3.        Whole-class Workshop Reflection and Grade

  • In my f2f classes, when we conclude our writing circles, students write a Metacognitive Journal Entry about their Whole-class-Workshop experience that includes the students grading themselves.  

Fully Online Whole-class Workshops Approach

1.        Create a Whole-class Workshop Module (Students read the Whole-class Workshop introductory material at least three weeks in advance), assign “Adapted from Ian Barnard’s ‘Whole-class Workshops: The Transformation of Students into Writers’ for English 103,” introduce students to the Whole-class Workshops Schedule, and assign a Whole-class Workshop Quiz. Below you will see a screenshot of a sample of a fully online Whole-class Workshop schedule. 

What follows is a list of steps I must take to ensure we have successful Whole-class Workshops in my online classes:

  • Students participate in one Peer-editing Free-write Discussion Board Forum to discuss previous peer-editing experience—positive and/or negative.
  • Share a list of questions students can address during Whole-class Workshops.
  • For every Whole-class Work Week, I must create 7 to 8 Whole-class Workshop Discussion Board Forums. Students must attach and copy and paste their essay to their designated Whole-class Workshop Discussion Board Forum (In case a student’s paper looks off, students can access the attachment.)
  • Students must post their essays by Wednesday, and classmates must critique and reply to their classmates’ essays by Sunday.

2.       Online Whole-class Workshop Reflection Assignment

  • Students write one Metacognitive Journal Entry about their first Whole-class Workshop experience after the first week of workshops.

3.        Similar to a face-to-face class, if students are absent, they get 0 points for participation, and their grade is negatively affected. (Students who test me, meaning, perhaps, if they don’t participate, I won’t find out, write to me right away to inform me they misunderstood the assignment when they notice their grade significantly dropped.) I, of course, allow online students to add their feedback.

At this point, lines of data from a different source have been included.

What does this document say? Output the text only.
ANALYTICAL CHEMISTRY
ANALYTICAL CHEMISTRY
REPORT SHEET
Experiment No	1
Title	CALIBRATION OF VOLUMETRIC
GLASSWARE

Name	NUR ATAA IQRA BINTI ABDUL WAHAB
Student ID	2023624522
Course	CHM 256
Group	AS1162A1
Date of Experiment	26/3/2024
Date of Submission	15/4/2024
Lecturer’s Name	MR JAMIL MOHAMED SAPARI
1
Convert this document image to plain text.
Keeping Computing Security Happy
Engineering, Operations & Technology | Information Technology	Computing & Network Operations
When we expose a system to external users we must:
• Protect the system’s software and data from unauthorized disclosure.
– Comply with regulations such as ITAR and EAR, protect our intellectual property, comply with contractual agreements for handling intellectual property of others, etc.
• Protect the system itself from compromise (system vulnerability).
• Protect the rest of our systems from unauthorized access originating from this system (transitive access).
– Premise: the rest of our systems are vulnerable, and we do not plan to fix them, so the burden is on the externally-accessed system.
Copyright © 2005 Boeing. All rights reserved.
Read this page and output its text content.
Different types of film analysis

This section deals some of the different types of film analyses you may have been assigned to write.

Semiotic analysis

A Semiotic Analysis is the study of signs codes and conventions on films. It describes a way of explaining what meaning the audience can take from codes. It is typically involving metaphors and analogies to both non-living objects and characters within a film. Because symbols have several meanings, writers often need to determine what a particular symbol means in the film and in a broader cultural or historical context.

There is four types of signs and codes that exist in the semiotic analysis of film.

In my face-to-face classes, as stated in the syllabus, students cannot make up missed Whole-class Workshops.

Whole-class Workshop Failures and Successes

In my few years of teaching online teaching, I have only had three or four memorable negative Whole-class Workshop incidents: 1) The white male student who did not think his fellow Black female classmate should write about racism 2) The white male student who would not address his classmates by name. 3) A female Latina student who claimed in a Metacognitive Journal Entry (private message) her fellow classmates’ feedback was not strong. I responded to the student that, perhaps, it meant she was a high caliber writer; I also shared my not so favorable college peer-editing experiences. Not surprisingly, when it was finally her turn to receive feedback on her paper, her classmates did provide constructive feedback.

Students in my face-to-face class and online classes get to share an essay that they are proud of or a paper that they are struggling with (I do not decide this—this is the pattern I have observed). At the end of each workshop, students leave a workshop with more than a handful of ideas they can apply to their essays (In my classes, revisions are due at the end of the semester). Students comment on how much they appreciated reading their classmates writing styles. Over the years, I have enjoyed being part of these discussions, and judging from students’ body language in my face-to-face classes, they too enjoy Whole-class Workshops since  these workshops allow students to grow as writers and thinkers. And students know it!